Air Pollution It Is Mind-Blowing-P2.5 Correlates with risk of Alzheimer's disease


Scientific American May 2020 pp42-47 “The Role of Air Pollution” “Airborne particles spewed by car exhausts and other sources are now strongly linked to Alzheimer’s. Recent research shows how they can travel from the lungs and nose to the brain”.

Research has shown that the incidence of Alzheimer’s Disease increases with long term exposure to air pollution whether measured by nitrogen dioxide or particulate matter known as PM 2.5 (PM2.5 refers to atmospheric particulate matter [PM] with a diameter of less than 2.5 micrometers, which is about 3% the diameter of human hair. They can only be detected by an electron microscope. Source blissair.com).

Simply put, what damages the lung and heart damages the brain. Controlled studies in mice and findings in dogs and humans living in highly polluted cities show brain plaques even in infants, children, and adults. There is a strong correlation of air pollution with neurodegenerative disease. So, air pollution has become a hot topic in AD.

Epigenetic factors including air pollution contribute significant risk for late-onset AD. PM2.5 produced by burning fossil fuels is inhaled deep into the lungs where it passes quickly into the circulation and then across the blood brain barrier (BBB). PM2.5 also bypasses the BBB entering directly through the olfactory nerve and into the olfactory bulb of the brain. Risk of AD has a strong correlation with PM2.5 exposure.

Living close to a major highway increases risk by 12% versus living further away (50 meters vs. 200 meters from the roadway). Metals in PM2.5 may be especially neurotoxic triggering cytokine release, inflammation and nerve death. P2.5 particles may also carry microbial toxins like lipopolysaccharide (LPS) from bacteria. LPS stimulates the innate immune system leading also to inflammation etc.

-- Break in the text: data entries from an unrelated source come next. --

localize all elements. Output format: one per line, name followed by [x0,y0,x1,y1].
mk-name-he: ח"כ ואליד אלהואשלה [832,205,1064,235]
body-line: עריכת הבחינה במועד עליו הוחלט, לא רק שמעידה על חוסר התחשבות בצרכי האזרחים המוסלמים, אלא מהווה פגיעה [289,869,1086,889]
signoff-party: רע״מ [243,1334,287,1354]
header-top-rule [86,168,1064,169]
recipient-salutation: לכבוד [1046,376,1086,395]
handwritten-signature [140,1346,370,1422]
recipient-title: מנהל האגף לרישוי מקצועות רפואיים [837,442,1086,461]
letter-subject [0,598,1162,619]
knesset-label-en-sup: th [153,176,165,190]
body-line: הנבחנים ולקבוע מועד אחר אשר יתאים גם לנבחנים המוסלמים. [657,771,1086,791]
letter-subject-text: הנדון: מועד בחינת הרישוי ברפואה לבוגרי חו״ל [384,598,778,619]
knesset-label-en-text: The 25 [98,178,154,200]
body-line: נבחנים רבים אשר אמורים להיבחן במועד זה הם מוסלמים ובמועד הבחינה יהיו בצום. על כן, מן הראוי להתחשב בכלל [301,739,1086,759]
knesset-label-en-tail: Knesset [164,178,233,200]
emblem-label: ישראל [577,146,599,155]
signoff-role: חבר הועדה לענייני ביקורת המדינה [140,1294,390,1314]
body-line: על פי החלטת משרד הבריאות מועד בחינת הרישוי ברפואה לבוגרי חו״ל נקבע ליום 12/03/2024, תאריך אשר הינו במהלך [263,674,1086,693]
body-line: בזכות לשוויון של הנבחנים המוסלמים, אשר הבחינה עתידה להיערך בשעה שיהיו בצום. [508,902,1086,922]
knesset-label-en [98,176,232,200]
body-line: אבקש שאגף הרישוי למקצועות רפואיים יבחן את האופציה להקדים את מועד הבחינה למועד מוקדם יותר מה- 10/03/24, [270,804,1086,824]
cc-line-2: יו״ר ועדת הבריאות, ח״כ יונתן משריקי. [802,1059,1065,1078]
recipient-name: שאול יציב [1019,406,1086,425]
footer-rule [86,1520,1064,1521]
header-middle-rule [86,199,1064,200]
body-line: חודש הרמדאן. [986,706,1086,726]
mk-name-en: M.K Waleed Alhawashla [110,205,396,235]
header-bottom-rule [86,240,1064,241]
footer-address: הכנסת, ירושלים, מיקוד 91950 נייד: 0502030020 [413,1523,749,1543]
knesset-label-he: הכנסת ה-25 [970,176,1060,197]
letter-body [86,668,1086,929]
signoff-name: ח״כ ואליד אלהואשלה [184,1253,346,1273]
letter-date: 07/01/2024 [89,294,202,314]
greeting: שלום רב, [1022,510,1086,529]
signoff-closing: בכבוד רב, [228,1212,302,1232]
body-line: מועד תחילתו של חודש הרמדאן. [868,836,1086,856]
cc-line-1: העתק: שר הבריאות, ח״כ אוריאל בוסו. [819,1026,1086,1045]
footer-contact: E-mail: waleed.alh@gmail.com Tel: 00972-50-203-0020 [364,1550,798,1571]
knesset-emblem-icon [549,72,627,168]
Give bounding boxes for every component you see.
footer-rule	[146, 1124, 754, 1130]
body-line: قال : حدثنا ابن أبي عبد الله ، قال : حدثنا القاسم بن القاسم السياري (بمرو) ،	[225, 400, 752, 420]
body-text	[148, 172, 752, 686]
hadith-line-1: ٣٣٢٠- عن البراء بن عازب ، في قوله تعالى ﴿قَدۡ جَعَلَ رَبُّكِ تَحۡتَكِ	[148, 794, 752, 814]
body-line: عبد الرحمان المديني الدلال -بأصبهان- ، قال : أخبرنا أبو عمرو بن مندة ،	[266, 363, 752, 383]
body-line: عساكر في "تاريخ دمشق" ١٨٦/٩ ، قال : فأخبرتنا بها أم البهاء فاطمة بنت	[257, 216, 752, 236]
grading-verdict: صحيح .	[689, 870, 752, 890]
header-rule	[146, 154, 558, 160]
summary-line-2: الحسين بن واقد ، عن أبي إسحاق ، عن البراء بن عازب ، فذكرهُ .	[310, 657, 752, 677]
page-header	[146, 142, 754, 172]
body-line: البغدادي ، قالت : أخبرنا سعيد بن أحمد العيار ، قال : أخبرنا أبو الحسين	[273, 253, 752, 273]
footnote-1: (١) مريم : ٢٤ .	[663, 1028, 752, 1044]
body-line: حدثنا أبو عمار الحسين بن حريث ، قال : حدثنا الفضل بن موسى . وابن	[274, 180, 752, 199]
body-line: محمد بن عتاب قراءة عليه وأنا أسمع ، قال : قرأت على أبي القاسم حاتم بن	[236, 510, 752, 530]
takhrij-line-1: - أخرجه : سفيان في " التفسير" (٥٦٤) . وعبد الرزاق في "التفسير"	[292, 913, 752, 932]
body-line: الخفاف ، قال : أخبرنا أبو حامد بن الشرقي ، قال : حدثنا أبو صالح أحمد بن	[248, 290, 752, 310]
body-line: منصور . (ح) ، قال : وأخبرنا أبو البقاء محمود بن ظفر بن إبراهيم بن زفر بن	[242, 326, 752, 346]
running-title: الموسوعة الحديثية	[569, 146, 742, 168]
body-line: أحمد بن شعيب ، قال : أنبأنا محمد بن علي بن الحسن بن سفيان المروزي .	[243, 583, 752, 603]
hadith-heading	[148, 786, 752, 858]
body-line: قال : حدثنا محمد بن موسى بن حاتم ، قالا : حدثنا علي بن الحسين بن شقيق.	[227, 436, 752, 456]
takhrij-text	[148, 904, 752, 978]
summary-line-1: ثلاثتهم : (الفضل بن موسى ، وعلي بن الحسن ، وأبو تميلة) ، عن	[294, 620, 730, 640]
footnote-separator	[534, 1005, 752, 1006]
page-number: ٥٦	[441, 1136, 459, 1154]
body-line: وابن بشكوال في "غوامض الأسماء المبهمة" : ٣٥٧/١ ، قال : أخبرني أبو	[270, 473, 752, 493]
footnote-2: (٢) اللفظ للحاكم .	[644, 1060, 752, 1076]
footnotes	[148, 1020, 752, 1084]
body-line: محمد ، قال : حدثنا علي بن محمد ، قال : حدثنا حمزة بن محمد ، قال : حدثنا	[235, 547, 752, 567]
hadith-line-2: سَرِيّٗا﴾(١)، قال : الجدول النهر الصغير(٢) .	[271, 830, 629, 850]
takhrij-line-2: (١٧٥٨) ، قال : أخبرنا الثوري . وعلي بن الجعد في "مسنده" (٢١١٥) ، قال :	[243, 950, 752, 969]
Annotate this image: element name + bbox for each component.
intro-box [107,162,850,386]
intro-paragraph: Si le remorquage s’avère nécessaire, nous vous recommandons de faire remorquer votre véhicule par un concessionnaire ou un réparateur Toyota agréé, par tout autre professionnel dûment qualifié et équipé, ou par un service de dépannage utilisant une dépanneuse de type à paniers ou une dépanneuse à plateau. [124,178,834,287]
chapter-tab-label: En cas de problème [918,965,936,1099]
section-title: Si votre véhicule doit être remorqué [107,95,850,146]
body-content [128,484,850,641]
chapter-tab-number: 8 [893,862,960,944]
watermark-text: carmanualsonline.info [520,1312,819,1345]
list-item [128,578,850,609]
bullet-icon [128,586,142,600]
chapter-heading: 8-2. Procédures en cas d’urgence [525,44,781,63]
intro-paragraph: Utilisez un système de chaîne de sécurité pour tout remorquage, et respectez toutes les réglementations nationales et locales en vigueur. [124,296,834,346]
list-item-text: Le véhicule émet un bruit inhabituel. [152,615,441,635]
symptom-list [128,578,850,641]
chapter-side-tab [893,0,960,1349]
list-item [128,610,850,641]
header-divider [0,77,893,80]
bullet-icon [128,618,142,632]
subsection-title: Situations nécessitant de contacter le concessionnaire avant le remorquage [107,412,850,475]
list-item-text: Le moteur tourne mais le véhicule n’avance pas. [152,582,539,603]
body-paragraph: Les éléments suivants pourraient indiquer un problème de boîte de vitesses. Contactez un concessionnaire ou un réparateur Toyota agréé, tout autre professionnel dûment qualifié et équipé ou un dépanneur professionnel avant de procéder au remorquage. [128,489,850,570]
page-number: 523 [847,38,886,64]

Chronic exposure matters but likely most people succumb to cardiovascular disease before having clear signs and symptoms of neurodegenerative disease. An early precursor of AD is a decline in episodic memory (episodic memory contains memories about events from one’s own past, e.g., how I fed rabbits in childhood, how I have been to New York, the first kiss, how I cooked spaghetti yesterday-source Tutor2u.net)

What to do?

Reduce risk by decreasing exposure to air pollution, exercise as this reduces risk in part by improving cardiovascular output and in part by increasing the production of BDNF from muscle. Higher blood flow improves brain oxygen levels and Brain-Derived Neurotrophic Factor improves nerve growth and nerve function.